I have this while loop that takes an input and creates a printf for each entry. This file is really big so having it print out will take forever. Is there a way I can save the result to a file and use less to have it be a paginated output?

while read line
do
            id=$(cut -d' ' -f1 <<< $line)
            ip=$(cut -d' ' -f2 <<< $line)
            mon=$(cut -d' ' -f3 <<< $line)
            day=$(cut -d' ' -f4 <<< $line)

            printf "%s 45%s (%s %s)\n" "$id" "$ip" "$mon" "$day"
done <<< "$inputFile"

I tried this

result =$("%s 45%s (%s %s)\n" "$id" "$ip" "$mon" "$day")

and then just doing

less "$result"

outside the loop but that didn't work and I don't know where to go from here.

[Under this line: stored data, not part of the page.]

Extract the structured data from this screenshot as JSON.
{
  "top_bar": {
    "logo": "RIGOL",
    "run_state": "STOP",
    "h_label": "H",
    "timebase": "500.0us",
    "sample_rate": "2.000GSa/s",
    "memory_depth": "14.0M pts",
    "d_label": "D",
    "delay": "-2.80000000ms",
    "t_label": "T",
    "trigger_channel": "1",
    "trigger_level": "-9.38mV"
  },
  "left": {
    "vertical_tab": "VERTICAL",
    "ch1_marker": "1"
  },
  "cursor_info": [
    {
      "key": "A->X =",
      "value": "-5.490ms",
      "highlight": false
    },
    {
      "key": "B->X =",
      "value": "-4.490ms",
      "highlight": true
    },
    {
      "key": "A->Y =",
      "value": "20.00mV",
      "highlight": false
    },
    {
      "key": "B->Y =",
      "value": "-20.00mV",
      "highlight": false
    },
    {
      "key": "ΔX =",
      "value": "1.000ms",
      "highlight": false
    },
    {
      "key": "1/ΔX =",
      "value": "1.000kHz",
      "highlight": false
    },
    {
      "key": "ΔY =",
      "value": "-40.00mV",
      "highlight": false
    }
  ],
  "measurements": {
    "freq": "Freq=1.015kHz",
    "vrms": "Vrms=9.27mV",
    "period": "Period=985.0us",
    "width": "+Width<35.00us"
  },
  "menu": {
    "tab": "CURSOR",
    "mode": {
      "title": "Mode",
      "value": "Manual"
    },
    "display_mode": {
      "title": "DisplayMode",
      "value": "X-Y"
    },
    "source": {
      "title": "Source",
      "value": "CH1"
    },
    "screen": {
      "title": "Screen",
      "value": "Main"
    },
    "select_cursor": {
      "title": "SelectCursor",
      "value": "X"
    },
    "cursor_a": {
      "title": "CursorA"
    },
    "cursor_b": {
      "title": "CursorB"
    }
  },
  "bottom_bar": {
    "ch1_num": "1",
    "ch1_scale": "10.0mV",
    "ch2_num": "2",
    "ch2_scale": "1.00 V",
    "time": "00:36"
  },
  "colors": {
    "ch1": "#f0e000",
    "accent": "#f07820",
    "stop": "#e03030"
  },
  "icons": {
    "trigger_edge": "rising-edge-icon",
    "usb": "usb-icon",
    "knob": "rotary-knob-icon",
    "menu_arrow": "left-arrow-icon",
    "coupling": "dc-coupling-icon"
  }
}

CodePudding user response:

*nix is all about streaming tools. One tools streams to another. if you want to watch your script run using less you can just 'pipe' it...

write your script to a file - we'll call it "my.script.sh", make it executable "chmod x my.script.sh" then use the | (pipe) operator...

./my.script.sh | less

CodePudding user response:

As Gordon said, this is a lot of pointless work, especially if the file is going to be big. Also <<< "$inputFile" implies the entire text of the file you said was so big has already been read into the inputFile variable, which seems pointless and counterproductive unless there's some specific reason?

Try something like this -

awk '{printf "%s 45%s (%s %s)\n", $1, $2, $3, $4}' file.in | less

or if you want the output saved in a file AND paginated to the screen,

awk '{ printf "%s 45%s (%s %s)\n", $1, $2, $3, $4 }' file.in | tee out.txt | less
  

I also agree with Clint. The pagination should probably be separate - but since I haven't seen the whole structure, try a few and see what works.